Back home in May, Deveaux said he had been diagnosed by three doctors and a neurologist as having a concussion and said he collapsed while visiting his brother and had to be taken to hospital in an ambulance.
There’s no reason to disbelieve Deveaux when he says he was concussed on the hit by Helmersson. But if it wasn’t a factor and he attacked Helmersson ostensibly to strike first to preserve his own safety, it would have been helpful to see what a court of law would have thought of that. And if it was because of his judgment being clouded due of what he claims was a misdiagnosed/ignored concussion, that would be very valuable to know as well.
When asked that question directly, Deveaux didn’t have a clear answer. “All I can tell you is it’s a terrible feeling when you feel like no one is going to protect you and you feel threatened.”
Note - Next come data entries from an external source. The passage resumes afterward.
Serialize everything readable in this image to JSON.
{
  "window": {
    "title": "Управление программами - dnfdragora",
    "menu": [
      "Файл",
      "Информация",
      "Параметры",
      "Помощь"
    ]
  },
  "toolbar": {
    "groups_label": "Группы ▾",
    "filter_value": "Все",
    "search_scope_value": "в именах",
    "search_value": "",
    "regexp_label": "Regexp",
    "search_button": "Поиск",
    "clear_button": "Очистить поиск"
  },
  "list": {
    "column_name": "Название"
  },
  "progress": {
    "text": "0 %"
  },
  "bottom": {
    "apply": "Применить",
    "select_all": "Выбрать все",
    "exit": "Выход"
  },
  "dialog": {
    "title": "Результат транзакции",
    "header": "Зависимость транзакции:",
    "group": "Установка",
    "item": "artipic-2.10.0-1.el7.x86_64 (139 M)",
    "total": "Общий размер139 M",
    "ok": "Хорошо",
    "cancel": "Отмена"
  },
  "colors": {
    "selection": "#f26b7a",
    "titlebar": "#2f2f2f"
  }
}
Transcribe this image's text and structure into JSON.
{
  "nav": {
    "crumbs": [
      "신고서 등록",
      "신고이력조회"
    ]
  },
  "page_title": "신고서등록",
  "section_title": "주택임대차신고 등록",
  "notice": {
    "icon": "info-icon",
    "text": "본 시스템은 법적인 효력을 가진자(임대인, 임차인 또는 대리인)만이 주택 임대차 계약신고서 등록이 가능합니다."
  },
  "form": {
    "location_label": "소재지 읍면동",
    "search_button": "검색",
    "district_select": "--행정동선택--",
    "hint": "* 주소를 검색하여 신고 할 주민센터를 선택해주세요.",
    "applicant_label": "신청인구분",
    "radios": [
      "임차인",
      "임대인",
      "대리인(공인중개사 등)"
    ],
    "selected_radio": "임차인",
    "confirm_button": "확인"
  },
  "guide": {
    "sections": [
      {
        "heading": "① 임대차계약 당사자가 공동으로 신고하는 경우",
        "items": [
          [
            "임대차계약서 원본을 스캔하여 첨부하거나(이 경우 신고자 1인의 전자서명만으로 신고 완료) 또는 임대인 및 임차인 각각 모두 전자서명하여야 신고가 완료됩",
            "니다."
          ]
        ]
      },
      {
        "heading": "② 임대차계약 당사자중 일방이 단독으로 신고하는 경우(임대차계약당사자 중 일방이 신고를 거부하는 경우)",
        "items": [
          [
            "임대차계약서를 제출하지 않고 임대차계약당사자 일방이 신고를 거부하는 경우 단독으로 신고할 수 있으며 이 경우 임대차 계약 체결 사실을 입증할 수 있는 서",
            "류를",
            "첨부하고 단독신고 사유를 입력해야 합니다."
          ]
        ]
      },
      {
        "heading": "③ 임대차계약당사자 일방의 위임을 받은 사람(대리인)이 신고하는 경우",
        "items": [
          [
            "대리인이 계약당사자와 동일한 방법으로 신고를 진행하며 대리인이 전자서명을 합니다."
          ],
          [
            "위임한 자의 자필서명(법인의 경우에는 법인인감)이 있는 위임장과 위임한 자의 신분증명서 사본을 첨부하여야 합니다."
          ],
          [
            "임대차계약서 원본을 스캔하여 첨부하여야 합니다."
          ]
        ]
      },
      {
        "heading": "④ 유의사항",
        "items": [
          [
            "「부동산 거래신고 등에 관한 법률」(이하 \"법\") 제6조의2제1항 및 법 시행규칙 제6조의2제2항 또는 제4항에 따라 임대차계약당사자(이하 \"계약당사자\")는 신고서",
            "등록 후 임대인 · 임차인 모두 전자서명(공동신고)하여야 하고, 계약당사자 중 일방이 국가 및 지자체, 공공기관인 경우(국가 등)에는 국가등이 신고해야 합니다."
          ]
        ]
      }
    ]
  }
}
But we’ll probably never find out because, like so many other cases like this before it, there will be no day in court for those involved to speak about what happened under oath. And that’s a shame. Deveaux’s own lawyer, who represented WikiLeaks founder Julian Assange on molestation charges in Sweden, trotted out the well-worn argument that what happens on the ice, stays on the ice. “This case should be treated in sport,” said Leif Silbersky. “It is not a case for the court.”